A final remark: I remember professors hammering "engineering error" margins into us when I was a freshman in 2005. 5% was what was acceptable. That we as a society are now okay with using a technology that has a >20% chance of giving users partially or completely wrong answers to automate as many human jobs as possible blows my mind. Maybe I just don't get it.

[^0] https://arxiv.org/pdf/2509.04664

[^1] https://www.rasch.org/rmt/rmt271d.htm

scotty79•1h ago
Isn't it even simpler? There are no (or almost no) questions in the training data that the correct answer to is "I don't know".

Once you train model within specific domain and add to training data out of domain questions or unresolvable questions within domain things will improve.

The question is, is this desirable if most of users grew to love sycophantic confident confabulators.

glitchc•1h ago
> The question is, is this desirable if most of users grew to love sycophantic confident confabulators.
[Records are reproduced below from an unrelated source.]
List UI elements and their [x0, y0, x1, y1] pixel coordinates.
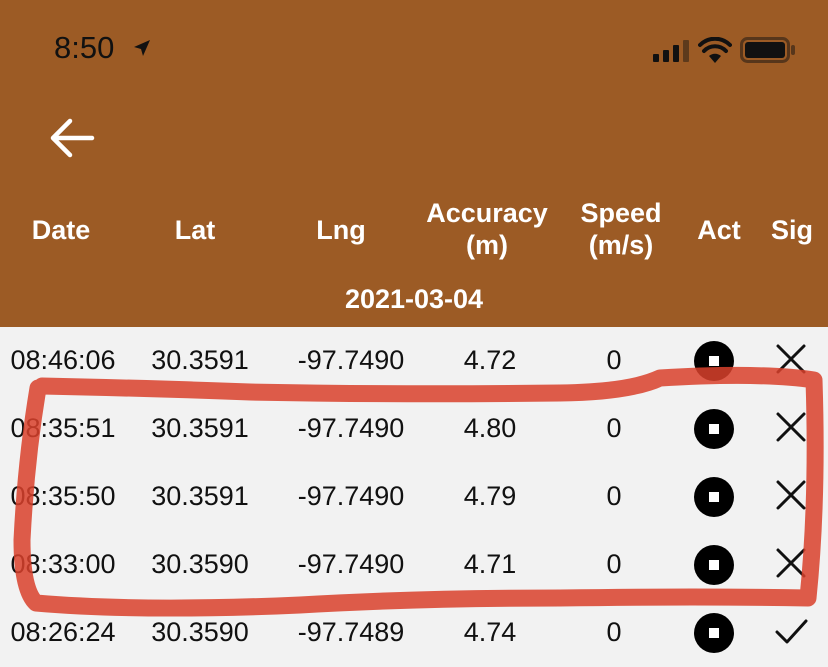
close-x-icon — [776, 480, 806, 510]
table-row[interactable]: 08:46:06 30.3591 -97.7490 4.72 0 — [0, 327, 828, 395]
data-table-rows: 08:46:06 30.3591 -97.7490 4.72 0 08:35:5… — [0, 327, 828, 667]
table-row[interactable]: 08:35:51 30.3591 -97.7490 4.80 0 — [0, 395, 828, 463]
cellular-signal-icon — [653, 40, 689, 62]
row-accuracy: 4.79 — [463, 481, 517, 511]
stop-activity-button[interactable] — [694, 409, 734, 449]
group-date-label: 2021-03-04 — [344, 284, 484, 314]
close-x-icon — [776, 548, 806, 578]
row-speed: 0 — [606, 617, 622, 647]
status-time: 8:50 — [54, 30, 115, 65]
wifi-icon — [698, 37, 732, 63]
col-header-accuracy-line1: Accuracy — [426, 198, 548, 228]
row-lng: -97.7490 — [297, 345, 405, 375]
row-time: 08:46:06 — [10, 345, 116, 375]
col-header-accuracy[interactable]: Accuracy (m) — [420, 197, 554, 261]
stop-activity-button[interactable] — [694, 341, 734, 381]
col-header-act[interactable]: Act — [686, 214, 752, 246]
location-arrow-icon — [134, 40, 150, 56]
row-time: 08:33:00 — [10, 549, 116, 579]
row-lat: 30.3591 — [151, 481, 249, 511]
col-header-date[interactable]: Date — [10, 214, 112, 246]
battery-icon — [740, 37, 795, 63]
row-lat: 30.3591 — [151, 345, 249, 375]
close-x-icon — [776, 412, 806, 442]
col-header-sig[interactable]: Sig — [760, 214, 824, 246]
row-accuracy: 4.71 — [463, 549, 517, 579]
row-speed: 0 — [606, 481, 622, 511]
row-lat: 30.3590 — [151, 549, 249, 579]
row-time: 08:35:50 — [10, 481, 116, 511]
app-header: 8:50 Date Lat Lng Accuracy (m) Speed (m/… — [0, 0, 828, 327]
check-icon — [775, 619, 808, 644]
col-header-speed[interactable]: Speed (m/s) — [568, 197, 674, 261]
row-time: 08:35:51 — [10, 413, 116, 443]
col-header-speed-line2: (m/s) — [588, 230, 654, 260]
row-speed: 0 — [606, 413, 622, 443]
col-header-speed-line1: Speed — [580, 198, 662, 228]
row-accuracy: 4.80 — [463, 413, 517, 443]
stop-activity-button[interactable] — [694, 477, 734, 517]
table-row[interactable]: 08:33:00 30.3590 -97.7490 4.71 0 — [0, 531, 828, 599]
row-lng: -97.7490 — [297, 549, 405, 579]
stop-activity-button[interactable] — [694, 613, 734, 653]
row-accuracy: 4.72 — [463, 345, 517, 375]
row-lng: -97.7490 — [297, 413, 405, 443]
table-row[interactable]: 08:26:24 30.3590 -97.7489 4.74 0 — [0, 599, 828, 667]
row-lat: 30.3591 — [151, 413, 249, 443]
row-speed: 0 — [606, 549, 622, 579]
row-accuracy: 4.74 — [463, 617, 517, 647]
col-header-lat[interactable]: Lat — [145, 214, 245, 246]
row-lng: -97.7490 — [297, 481, 405, 511]
stop-activity-button[interactable] — [694, 545, 734, 585]
col-header-accuracy-line2: (m) — [466, 230, 508, 260]
table-row[interactable]: 08:35:50 30.3591 -97.7490 4.79 0 — [0, 463, 828, 531]
row-time: 08:26:24 — [10, 617, 116, 647]
col-header-lng[interactable]: Lng — [290, 214, 392, 246]
row-lng: -97.7489 — [297, 617, 405, 647]
back-arrow-icon[interactable] — [46, 116, 98, 160]
close-x-icon — [776, 344, 806, 374]
row-speed: 0 — [606, 345, 622, 375]
row-lat: 30.3590 — [151, 617, 249, 647]
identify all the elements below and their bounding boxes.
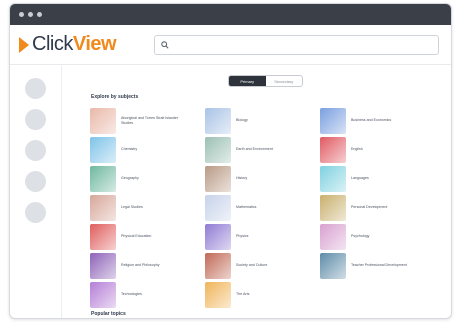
subject-label: The Arts — [236, 292, 250, 297]
subject-thumbnail — [90, 107, 116, 134]
subject-label: Legal Studies — [121, 205, 143, 210]
subject-tile[interactable]: History — [205, 164, 320, 193]
subject-thumbnail — [320, 252, 346, 279]
subject-label: Geography — [121, 176, 139, 181]
subject-thumbnail — [205, 281, 231, 308]
subject-label: Biology — [236, 118, 248, 123]
subject-tile[interactable]: Teacher Professional Development — [320, 251, 435, 280]
subject-label: Religion and Philosophy — [121, 263, 160, 268]
subject-tile[interactable]: Physical Education — [90, 222, 205, 251]
subject-thumbnail — [90, 194, 116, 221]
window-titlebar — [10, 4, 451, 25]
play-triangle-icon — [19, 36, 29, 53]
browser-window: ClickView Primary Secondary Explore by s… — [9, 3, 452, 319]
subject-tile[interactable]: Technologies — [90, 280, 205, 309]
logo-text-click: Click — [32, 33, 73, 55]
logo-text-view: View — [72, 33, 117, 55]
subject-label: Physics — [236, 234, 249, 239]
rail-nav-item[interactable] — [25, 140, 46, 161]
subject-label: Teacher Professional Development — [351, 263, 407, 268]
subject-label: Society and Culture — [236, 263, 268, 268]
window-dot-icon — [19, 12, 24, 17]
subject-thumbnail — [205, 165, 231, 192]
subject-thumbnail — [320, 194, 346, 221]
clickview-logo[interactable]: ClickView — [19, 33, 154, 56]
subject-tile[interactable]: Languages — [320, 164, 435, 193]
subject-thumbnail — [205, 107, 231, 134]
side-rail — [10, 66, 62, 318]
subject-thumbnail — [205, 223, 231, 250]
subject-label: Chemistry — [121, 147, 138, 152]
subject-tile[interactable]: Religion and Philosophy — [90, 251, 205, 280]
subject-thumbnail — [205, 136, 231, 163]
subject-thumbnail — [90, 165, 116, 192]
subject-grid: Aboriginal and Torres Strait Islander St… — [90, 106, 435, 309]
subject-tile[interactable]: Chemistry — [90, 135, 205, 164]
subject-tile[interactable]: Legal Studies — [90, 193, 205, 222]
subject-label: English — [351, 147, 363, 152]
toggle-primary[interactable]: Primary — [229, 76, 266, 86]
subject-thumbnail — [90, 252, 116, 279]
subject-thumbnail — [320, 223, 346, 250]
subject-tile[interactable]: Earth and Environment — [205, 135, 320, 164]
subject-thumbnail — [320, 107, 346, 134]
subject-tile[interactable]: The Arts — [205, 280, 320, 309]
subject-label: Earth and Environment — [236, 147, 273, 152]
search-icon — [161, 40, 169, 49]
rail-nav-item[interactable] — [25, 109, 46, 130]
subject-label: Business and Economics — [351, 118, 392, 123]
rail-nav-item[interactable] — [25, 202, 46, 223]
subject-thumbnail — [320, 165, 346, 192]
subject-thumbnail — [90, 281, 116, 308]
section-title: Popular topics — [91, 311, 126, 317]
subject-tile[interactable]: Business and Economics — [320, 106, 435, 135]
subject-thumbnail — [205, 252, 231, 279]
subject-tile[interactable]: Personal Development — [320, 193, 435, 222]
level-toggle: Primary Secondary — [228, 75, 303, 87]
subject-tile[interactable]: Physics — [205, 222, 320, 251]
window-dot-icon — [37, 12, 42, 17]
subject-tile[interactable]: Aboriginal and Torres Strait Islander St… — [90, 106, 205, 135]
subject-thumbnail — [205, 194, 231, 221]
subject-thumbnail — [90, 223, 116, 250]
subject-label: Aboriginal and Torres Strait Islander St… — [121, 116, 179, 125]
subject-label: History — [236, 176, 248, 181]
subject-tile[interactable]: Geography — [90, 164, 205, 193]
rail-nav-item[interactable] — [25, 78, 46, 99]
main-content: Primary Secondary Explore by subjects Ab… — [62, 66, 451, 318]
subject-tile[interactable]: English — [320, 135, 435, 164]
subject-thumbnail — [90, 136, 116, 163]
app-header: ClickView — [10, 25, 451, 65]
subject-label: Physical Education — [121, 234, 152, 239]
subject-tile[interactable]: Psychology — [320, 222, 435, 251]
subject-label: Personal Development — [351, 205, 388, 210]
toggle-secondary[interactable]: Secondary — [266, 76, 303, 86]
search-input[interactable] — [173, 41, 423, 48]
subject-tile[interactable]: Biology — [205, 106, 320, 135]
search-box[interactable] — [154, 34, 439, 55]
subject-tile[interactable]: Mathematics — [205, 193, 320, 222]
rail-nav-item[interactable] — [25, 171, 46, 192]
subject-label: Languages — [351, 176, 369, 181]
section-title: Explore by subjects — [91, 94, 139, 100]
subject-label: Technologies — [121, 292, 142, 297]
subject-label: Mathematics — [236, 205, 257, 210]
subject-thumbnail — [320, 136, 346, 163]
subject-tile[interactable]: Society and Culture — [205, 251, 320, 280]
subject-label: Psychology — [351, 234, 370, 239]
window-dot-icon — [28, 12, 33, 17]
Most people love human versions of the wonderfully phrased same, so no surprise there.

Dilettante_•54m ago
As above, so below eh?
toss1•1h ago
A straightforward solution to the author's problem is to offer both modes of answering, with errors or with "IDK" answers. Even charge more for the IDK version if it costs more, and the error-prone version can be "cheap and cheerful"...
layer8•1h ago
Exactly. It would be analogous to the current choice between fast answers and a slower and payable “thinking” mode.
justcallmejm•55m ago
This is why a neurosymbolic system is necessary, which Aloe (https://aloe.inc) recently demonstrated exceeds performance of frontier models, using a model agnostic approach.
baq•35m ago
This is a branding problem.

Calling the model ‘calibrated’ or ‘honest’ or ‘humble’ suffers from what is called out: people don’t want a humble answer of ‘I don’t know’, they want a solution to their problem, confidently delivered so they can trust it.

Call the calibrated model ‘business mode’ and the guessing one ‘consumer mode’, problem solved… in as much capacity as possible without regulation.